All week I’ve been feasting my eyes on the dazzling confusion of the canyon’s rock art: serpents, lightning bolts, fret patterns, whorls. Menageries of headless birds in flight, human figures with insectlike antennae, antelope with crab pincers instead of hooves, bird-headed men, frog men, turtle men. And palm prints everywhere, ancient choruses of hands, hailing from the walls.

At a place called Newspaper Rock, which Adam takes me to on the last day, the designs are so densely painted that there seems to be a kind of frenetic dialogue going on. It’s the Sunday Times up there—comics, sports, editorials, even crossword puzzles. Adam used to romp around here with his friends as a boy. “It was a cool place to be a kid,” Adam allows. “But I didn’t know it then. It was just home.”

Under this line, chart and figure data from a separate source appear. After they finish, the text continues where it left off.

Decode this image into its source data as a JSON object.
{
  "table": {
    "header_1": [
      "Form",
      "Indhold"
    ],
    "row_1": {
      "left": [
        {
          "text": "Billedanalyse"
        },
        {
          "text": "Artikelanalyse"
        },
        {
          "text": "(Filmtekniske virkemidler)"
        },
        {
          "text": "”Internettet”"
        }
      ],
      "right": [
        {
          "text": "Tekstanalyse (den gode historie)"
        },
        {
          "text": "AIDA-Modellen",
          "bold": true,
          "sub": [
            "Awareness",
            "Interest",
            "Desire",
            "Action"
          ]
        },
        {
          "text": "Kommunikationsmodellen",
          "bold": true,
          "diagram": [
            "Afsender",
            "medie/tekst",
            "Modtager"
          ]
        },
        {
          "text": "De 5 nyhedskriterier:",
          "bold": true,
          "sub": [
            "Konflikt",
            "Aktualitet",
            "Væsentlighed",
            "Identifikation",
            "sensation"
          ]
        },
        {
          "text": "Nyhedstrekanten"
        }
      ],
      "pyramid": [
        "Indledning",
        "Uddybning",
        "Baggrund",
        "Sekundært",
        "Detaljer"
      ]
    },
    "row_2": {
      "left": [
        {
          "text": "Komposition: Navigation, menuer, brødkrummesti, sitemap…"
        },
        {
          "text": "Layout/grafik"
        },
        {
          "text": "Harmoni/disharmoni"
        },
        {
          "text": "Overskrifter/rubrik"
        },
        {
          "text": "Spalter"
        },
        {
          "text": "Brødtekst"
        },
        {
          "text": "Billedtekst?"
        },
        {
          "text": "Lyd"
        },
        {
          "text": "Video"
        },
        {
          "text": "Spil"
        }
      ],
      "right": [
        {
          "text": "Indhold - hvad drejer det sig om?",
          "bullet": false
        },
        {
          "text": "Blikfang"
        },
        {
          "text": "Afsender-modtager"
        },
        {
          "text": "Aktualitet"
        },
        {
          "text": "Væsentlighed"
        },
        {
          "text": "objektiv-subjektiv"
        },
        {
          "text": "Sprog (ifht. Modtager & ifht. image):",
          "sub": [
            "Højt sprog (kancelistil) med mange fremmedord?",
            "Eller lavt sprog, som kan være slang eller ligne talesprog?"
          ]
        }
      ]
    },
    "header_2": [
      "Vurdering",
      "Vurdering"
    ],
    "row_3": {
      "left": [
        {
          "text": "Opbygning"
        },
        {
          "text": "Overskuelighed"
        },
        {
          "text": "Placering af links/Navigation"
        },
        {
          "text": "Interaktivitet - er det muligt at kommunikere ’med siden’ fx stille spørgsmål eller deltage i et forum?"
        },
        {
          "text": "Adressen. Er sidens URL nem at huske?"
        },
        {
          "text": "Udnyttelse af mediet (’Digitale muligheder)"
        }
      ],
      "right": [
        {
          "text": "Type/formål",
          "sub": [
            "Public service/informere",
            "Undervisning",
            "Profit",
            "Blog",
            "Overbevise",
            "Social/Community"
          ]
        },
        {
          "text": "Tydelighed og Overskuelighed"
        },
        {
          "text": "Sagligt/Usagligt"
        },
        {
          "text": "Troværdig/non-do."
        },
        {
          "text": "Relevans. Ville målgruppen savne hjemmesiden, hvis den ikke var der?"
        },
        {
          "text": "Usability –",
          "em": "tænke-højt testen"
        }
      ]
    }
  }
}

I find the cumulative message of all these queer drawings strangely uplifting. If the Grand Canyon continuously reminds us of our squishable insignificance in the vast timeline of geology, then Canyon de Chelly does much the same thing from an anthropological perspective. It reminds us at every turn that humans have been at this game a long, long time. In the scheme of Homo not-so-sapiens, we American moderns are just a passing phenomenon: nothing special, soon to be forgotten, and destined to be replaced by other folks different, but not very different, from ourselves. We’re specks in a continuous anthropological record.

Those figures up on the walls are us.